Ricardo abandonou o domínio papelpobre.blogspot.com, que hoje pertence a uma “nova direção”, sob o nome de Márcia Uósmith – que antes de rapidamente trocar o nome chamava-se Andy. Esperemos o desdobrar desta história, pode ser tanto seu fim como seu início. E que esta pista ajude no novo jogo de detetive que se inicia: até quando poderá este segredo ser mantido?

Em tempo: "Márcia Uósmith" começou a postar no papelpobre.blogspot.com que, assim como o Ricardo, sofreu retaliações logo nos primeiros posts e abandonou a árdua e impossível tarefa de perpetuar o estilo de Katylene. Resta-nos agora ver até quando se desenlaça essa história e saber que fazemos parte dela.

So now, what?

Esta noite eu tive um sonho. Não era bem assim que eu queria começar – mas, de fato, eu tive um sonho. Sonhei que ia ao Rio de Janeiro, procurando pela menina sem rosto que ainda é a Mariana, “baixinha complexada”. Depois de procurar sem sucesso no Posto 10 – Copacabana, point das travas – me dirigi até Brasília, em busca do Daniel, príncipe rabiscado e colorido a agulhadas. De certo nossa capital federal é plana, cinza, monótona e encontra-lo lá seria como encontrar algo que se busca e não se sabe o que é.
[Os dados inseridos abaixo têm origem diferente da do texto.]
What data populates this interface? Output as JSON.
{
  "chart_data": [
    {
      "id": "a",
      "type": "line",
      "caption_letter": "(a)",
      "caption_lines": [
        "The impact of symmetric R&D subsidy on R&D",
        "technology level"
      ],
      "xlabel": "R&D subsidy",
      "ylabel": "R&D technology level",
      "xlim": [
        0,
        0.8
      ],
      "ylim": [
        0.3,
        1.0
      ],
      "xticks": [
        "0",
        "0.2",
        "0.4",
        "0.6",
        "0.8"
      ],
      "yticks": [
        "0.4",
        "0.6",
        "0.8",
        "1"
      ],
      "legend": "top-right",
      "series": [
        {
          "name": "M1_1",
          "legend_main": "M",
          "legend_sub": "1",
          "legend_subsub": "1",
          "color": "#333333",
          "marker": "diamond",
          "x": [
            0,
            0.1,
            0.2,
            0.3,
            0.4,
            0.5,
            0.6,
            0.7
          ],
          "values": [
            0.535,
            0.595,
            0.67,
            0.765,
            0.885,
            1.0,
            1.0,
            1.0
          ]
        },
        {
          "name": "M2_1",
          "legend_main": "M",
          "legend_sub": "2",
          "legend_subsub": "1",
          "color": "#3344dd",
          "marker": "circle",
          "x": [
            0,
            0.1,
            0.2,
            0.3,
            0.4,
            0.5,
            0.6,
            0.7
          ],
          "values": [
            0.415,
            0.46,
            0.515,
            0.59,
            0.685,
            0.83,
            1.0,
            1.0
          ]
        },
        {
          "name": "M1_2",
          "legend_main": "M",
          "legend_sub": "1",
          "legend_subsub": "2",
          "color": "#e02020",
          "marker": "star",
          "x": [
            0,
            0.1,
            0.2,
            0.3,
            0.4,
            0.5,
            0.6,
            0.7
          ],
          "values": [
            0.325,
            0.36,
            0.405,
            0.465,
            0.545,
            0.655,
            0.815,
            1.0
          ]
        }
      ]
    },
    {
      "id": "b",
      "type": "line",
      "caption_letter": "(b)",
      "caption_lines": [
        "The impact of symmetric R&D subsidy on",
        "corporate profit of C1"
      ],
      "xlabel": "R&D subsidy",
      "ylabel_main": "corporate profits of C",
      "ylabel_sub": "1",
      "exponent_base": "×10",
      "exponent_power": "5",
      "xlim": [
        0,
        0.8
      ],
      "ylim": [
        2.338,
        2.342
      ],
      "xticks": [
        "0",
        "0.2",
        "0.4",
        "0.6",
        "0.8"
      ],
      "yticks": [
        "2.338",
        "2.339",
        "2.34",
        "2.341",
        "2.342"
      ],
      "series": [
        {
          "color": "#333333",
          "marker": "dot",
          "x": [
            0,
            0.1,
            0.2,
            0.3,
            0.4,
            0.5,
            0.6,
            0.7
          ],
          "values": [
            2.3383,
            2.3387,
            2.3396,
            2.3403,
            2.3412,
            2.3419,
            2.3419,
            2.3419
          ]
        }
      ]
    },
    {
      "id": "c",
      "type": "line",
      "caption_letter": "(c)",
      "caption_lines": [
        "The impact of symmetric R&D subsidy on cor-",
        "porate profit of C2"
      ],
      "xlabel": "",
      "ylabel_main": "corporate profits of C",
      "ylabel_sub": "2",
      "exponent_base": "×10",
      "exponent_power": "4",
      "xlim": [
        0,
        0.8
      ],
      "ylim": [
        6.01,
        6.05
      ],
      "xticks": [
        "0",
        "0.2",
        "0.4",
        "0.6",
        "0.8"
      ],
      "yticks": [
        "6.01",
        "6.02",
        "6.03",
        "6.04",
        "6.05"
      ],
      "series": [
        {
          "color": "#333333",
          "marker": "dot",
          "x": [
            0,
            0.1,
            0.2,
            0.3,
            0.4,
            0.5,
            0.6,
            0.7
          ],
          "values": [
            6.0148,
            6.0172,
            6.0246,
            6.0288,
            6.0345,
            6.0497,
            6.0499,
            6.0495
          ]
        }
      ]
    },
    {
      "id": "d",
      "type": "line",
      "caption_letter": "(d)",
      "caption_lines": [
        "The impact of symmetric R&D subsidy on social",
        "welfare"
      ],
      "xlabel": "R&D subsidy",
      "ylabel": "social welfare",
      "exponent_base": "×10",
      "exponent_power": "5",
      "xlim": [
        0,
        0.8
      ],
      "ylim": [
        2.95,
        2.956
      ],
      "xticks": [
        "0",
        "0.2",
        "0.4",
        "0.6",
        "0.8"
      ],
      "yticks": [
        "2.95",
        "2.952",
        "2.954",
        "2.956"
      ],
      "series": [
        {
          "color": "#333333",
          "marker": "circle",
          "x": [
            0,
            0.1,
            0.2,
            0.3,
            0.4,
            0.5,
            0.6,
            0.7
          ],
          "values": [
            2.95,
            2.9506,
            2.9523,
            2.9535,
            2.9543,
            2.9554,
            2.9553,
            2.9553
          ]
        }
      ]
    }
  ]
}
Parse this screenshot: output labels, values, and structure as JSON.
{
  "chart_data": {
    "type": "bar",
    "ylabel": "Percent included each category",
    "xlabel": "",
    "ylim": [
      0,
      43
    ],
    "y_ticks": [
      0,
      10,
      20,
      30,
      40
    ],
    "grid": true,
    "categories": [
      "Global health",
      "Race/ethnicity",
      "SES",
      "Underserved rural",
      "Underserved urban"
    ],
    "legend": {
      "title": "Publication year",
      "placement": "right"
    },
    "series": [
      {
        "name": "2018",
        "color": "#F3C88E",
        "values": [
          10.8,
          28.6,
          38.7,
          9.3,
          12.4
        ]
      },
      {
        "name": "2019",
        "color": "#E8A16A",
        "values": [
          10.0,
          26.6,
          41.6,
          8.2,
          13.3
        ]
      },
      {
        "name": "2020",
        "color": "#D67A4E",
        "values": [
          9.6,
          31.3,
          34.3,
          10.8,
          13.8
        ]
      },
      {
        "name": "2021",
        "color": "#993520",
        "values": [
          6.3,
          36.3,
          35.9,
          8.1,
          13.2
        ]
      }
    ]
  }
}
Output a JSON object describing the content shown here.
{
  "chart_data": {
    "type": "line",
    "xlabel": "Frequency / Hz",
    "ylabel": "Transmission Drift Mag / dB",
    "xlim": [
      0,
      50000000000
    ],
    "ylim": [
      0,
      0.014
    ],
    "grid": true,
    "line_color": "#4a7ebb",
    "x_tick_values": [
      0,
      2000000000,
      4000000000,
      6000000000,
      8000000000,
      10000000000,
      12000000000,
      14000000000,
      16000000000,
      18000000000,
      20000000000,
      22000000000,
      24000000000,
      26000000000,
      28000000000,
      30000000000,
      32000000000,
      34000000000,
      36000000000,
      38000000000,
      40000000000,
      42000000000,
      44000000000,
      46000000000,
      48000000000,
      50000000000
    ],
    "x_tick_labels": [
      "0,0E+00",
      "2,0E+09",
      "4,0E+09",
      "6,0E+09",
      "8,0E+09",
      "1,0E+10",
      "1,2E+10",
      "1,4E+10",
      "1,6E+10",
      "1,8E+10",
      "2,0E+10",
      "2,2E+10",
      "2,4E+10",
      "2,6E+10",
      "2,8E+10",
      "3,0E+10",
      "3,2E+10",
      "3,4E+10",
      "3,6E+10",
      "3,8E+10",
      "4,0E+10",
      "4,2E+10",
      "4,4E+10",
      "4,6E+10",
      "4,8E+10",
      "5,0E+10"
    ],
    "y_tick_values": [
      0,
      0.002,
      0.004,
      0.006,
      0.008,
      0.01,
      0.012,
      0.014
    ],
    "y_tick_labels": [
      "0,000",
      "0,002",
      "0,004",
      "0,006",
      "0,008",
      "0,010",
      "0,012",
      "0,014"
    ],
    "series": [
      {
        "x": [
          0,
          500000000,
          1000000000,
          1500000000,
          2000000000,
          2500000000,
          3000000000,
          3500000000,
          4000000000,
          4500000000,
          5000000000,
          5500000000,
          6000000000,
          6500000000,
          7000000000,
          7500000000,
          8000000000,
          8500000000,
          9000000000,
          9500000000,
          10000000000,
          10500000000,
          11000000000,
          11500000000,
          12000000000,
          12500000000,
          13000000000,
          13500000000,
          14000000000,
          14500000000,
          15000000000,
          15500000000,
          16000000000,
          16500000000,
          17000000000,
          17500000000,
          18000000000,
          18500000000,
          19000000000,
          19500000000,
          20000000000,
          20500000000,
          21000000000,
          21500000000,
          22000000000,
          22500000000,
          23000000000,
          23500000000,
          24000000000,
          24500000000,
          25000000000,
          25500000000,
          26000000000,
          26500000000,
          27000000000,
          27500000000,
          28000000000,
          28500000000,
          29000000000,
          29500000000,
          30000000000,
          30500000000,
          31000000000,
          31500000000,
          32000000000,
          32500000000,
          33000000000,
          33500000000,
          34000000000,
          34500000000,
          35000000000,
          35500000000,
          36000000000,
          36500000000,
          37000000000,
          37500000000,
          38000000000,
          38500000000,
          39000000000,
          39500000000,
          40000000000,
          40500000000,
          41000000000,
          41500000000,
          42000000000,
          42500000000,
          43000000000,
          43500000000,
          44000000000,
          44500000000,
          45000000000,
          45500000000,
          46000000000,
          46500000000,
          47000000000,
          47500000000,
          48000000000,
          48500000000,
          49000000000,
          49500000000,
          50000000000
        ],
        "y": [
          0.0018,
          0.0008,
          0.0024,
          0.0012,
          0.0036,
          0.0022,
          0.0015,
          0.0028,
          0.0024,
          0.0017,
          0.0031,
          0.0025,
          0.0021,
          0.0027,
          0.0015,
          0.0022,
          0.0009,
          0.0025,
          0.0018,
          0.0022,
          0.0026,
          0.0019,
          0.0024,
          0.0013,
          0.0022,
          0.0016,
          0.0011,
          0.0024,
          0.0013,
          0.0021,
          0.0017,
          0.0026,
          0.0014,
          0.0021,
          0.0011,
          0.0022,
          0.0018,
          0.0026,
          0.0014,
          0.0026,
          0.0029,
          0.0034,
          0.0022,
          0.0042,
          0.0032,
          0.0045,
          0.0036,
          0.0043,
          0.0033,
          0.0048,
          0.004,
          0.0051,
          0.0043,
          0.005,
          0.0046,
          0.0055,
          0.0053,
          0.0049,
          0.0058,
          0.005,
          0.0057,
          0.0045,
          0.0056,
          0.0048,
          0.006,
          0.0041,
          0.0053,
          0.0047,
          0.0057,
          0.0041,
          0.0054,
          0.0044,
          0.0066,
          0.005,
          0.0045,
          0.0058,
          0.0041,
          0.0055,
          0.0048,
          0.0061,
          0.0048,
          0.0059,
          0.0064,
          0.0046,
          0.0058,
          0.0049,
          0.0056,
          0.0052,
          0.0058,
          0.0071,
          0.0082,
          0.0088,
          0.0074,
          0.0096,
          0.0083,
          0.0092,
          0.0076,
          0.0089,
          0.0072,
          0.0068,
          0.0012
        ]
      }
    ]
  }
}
Sempre admirei as buscas, sobretudo as pessoais: Alice, Dorothy, Maria. E foi no Papel Pobre que encontrei um pajubá tão eloqüente quanto o meu, um humor tão sintonizado quanto o meu e lembrei-me da época em que estive em Recife, cujas companhias eram... travestis amantes do rock. Como estudante de psicologia vejo que fazer as pessoas rirem é muito mais difícil do que faze-las chorarem e, como estudante de ciências sociais, é notória a força de mobilização que o blog aqui homenageado alcançou: um perfeito fenômeno psico-antropo-sociológico. Hoje estou procurando pelo Daniel e faço deste blog não só uma homenagem mas minha “yellow brick road” para que eu possa chegar até lá.